Seçim beyannameleri siyasal partilerin iktidar olmaları halinde topluma sunacakları hizmetin genel çerçevesini çizen taahhütnamelerdir.
İktidara gelen siyasi partilere seçim beyannamelerinde verdiği sözler ve vaatler sürekli hatırlatılır ve partiler kontrole tabi tutulur.
Dolayısıyla da, verilen sözler bir "vaat siyasetinin" ötesine geçip, rasyonel ve uygulanabilir bir düzleme oturmalıdır. Eğer vaatler hayata geçirilmezse, seçmen bir sonraki seçimde hesabını soracaktır.
Ancak, muhalefet partileri için böyle bir kontrol ve siyasal sorumluluk mekanizması tam olarak işlemez. Bu yüzden, seçim öncesinde "vaat siyasetini" merkeze alan bir "hayal siyasetini" öncelerler. Çünkü iktidara gelmeyeceği için bir sonraki seçimde bir öncekinde verdiği vaatleri sahiplenme ihtiyacı da duymazlar. Böyle olunca da, daha çok kararsız seçmenleri etkilemeye ya da kendi tabanını konsolide etmeye dönük rasyonellikten ve sorumluluktan uzak beyannameler açıklarlar. Bir kültür haline gelen böyle bir yaklaşım, siyaset üretimini de bu mantalite üzerine bina ettiğinden, Türkiye'de siyasal kültür sürekli bir "varoluş krizi" yaşamıştır. Bu varoluş krizi en bariz şekilde 90'lar siyasetinde görüldüğünden, "hayal siyaseti" pazarlayan eski siyasal aktörler, 2002 seçimleriyle birlikte siyasal alanı terk etmek zorunda kalmışlardır.

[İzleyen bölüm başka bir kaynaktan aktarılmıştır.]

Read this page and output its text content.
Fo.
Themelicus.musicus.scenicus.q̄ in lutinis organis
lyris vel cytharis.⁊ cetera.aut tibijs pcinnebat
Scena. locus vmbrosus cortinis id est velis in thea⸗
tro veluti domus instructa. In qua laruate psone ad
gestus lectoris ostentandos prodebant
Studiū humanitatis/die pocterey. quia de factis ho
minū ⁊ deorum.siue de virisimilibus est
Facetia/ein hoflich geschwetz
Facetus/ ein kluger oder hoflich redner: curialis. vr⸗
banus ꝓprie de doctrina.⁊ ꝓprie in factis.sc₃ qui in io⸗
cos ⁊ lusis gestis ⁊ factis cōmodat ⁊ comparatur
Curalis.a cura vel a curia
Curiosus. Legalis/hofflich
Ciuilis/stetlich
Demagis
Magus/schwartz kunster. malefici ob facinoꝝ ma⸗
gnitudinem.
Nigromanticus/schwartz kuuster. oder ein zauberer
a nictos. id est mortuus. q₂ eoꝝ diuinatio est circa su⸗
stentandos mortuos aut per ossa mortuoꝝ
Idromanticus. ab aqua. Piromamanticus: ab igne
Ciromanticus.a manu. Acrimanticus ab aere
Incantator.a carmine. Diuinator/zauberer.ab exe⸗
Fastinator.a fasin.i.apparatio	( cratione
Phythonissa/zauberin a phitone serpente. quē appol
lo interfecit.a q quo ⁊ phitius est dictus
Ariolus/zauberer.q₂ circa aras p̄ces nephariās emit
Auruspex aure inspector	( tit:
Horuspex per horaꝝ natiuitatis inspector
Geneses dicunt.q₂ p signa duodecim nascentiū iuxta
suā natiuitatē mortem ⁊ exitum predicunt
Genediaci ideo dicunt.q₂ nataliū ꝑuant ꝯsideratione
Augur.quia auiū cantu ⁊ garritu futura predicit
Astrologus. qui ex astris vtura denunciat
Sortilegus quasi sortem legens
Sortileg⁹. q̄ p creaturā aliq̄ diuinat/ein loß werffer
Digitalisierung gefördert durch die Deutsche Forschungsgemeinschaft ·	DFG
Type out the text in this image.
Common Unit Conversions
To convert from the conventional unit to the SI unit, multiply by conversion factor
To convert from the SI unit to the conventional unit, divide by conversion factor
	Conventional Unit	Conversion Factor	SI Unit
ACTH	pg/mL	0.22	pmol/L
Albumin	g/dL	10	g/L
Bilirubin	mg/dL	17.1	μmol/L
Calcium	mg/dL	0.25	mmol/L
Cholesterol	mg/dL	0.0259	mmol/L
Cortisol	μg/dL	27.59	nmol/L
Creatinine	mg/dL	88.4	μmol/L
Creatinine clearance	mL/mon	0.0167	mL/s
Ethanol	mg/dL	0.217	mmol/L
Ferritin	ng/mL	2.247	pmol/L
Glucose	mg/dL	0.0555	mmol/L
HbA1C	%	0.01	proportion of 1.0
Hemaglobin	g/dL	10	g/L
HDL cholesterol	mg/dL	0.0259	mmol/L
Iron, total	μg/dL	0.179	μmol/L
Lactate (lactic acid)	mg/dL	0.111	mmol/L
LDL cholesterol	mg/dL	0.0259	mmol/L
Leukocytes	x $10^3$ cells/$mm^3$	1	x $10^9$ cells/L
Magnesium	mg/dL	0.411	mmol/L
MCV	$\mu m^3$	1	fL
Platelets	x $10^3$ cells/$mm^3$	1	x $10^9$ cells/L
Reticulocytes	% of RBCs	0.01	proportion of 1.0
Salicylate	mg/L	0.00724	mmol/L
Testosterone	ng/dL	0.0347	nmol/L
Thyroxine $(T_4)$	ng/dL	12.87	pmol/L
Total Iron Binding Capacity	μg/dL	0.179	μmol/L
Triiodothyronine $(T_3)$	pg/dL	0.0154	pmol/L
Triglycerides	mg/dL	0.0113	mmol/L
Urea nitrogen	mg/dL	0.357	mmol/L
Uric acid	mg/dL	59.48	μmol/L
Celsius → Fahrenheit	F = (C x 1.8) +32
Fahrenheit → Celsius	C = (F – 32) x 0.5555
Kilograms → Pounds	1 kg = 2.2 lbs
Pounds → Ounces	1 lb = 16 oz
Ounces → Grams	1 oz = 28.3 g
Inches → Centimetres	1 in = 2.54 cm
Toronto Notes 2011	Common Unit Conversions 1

AK Parti'nin bu hafta açıklanan seçim beyannamesinin, 12 yıllık iktidarı döneminin muhasebesini yapan ve verdiği taahhütlerin hangilerini gerçekleştirdiğini ortaya koyan bir içerikle hazırlanması, Türkiye'de "değer üreten" siyasal kültürün yerleşmesi bakımından önemlidir. Böyle bir muhasebe aslında, "noter onaylı" siyasetten daha çok, "toplumsal sözleşmeyi" merkeze koyan siyaseti, kurucu bir dinamik olarak öne çıkarması bağlamında da ayrıca anlamlıdır.
Yeni bir toplum sözleşmesi
AK Parti'nin ikinci döneminin taahhütnamesi olarak ortaya konan "Yeni Türkiye Sözleşmesi: 2023" vizyonuna dayanan seçim beyannamesi, 2011 seçimlerinde inşa siyasetini merkezine koyan "2023 Vizyonu"nu temel alması bağlamında Erdoğan siyasetinin devamına da güçlü bir vurgudur aynı zamanda. 2011 yılında AK Parti'nin seçim beyannamesi, bir seçim dönemini değil, 2023'e kadar uzun dönemli bir siyasetin temel paradigma ve parametrelerini belirlemişti. Dolayısıyla da söz konusu tarihten sonra açıklanacak her seçim beyannamesi 2023 yılına göre çerçevelendirilecektir.
AK Parti'nin 2002 seçim beyannamesini açıkladığında, parti birinci olağan kongresini yapmamış ve kendi siyaset felsefesini net olarak ortaya koymamıştı. Bu bağlamda, ilk beyannamede AK Parti'nin kimliğine yönelik tanımlamalara da yer verilmişti. İlk dönem seçim beyannameleri, daha çok acil eylem planlarını önceleyen ve siyasette normalleşmeyi, istikrarı ve kalkınmayı sağlayacak ve muhtemel direnç alanlarını aşabilecek bir odak üzerine oturtulmuştu. 2007 seçim beyannamesi ise vesayetle mücadeleyi ve demokratik açılım siyasetini merkeze koyan, siyasete yeniden itibar kazandırma hedefini içermekteydi. 2011 beyannamesi ise inşa siyaseti temelinde "yeni Türkiye"nin kurucu dinamiklerini ortaya koyan, 2023'e Türkiye'yi taşıyacak yeni bir anayasa perspektifini öncelemekteydi.
2015 seçim beyannamesi ise, yeni bir toplum sözleşmesi temelinde yeni anayasayı ortaya çıkarmayı öncelikli hedef haline getirmiştir. Ancak, bunun da ötesinde, seçim beyannamesinin ana merkezini, yeni bir yönetim modeli olarak "başkanlık sistemi" oluşturmaktadır. Başkanlık sistemi özelinde etkili işleyen bir hükümet modelinin elzem olarak görülmesini, Türkiye'nin siyasal tecrübesinde yeni bir döneme geçileceğinin en büyük işareti olarak değerlendirmek gerekmektedir.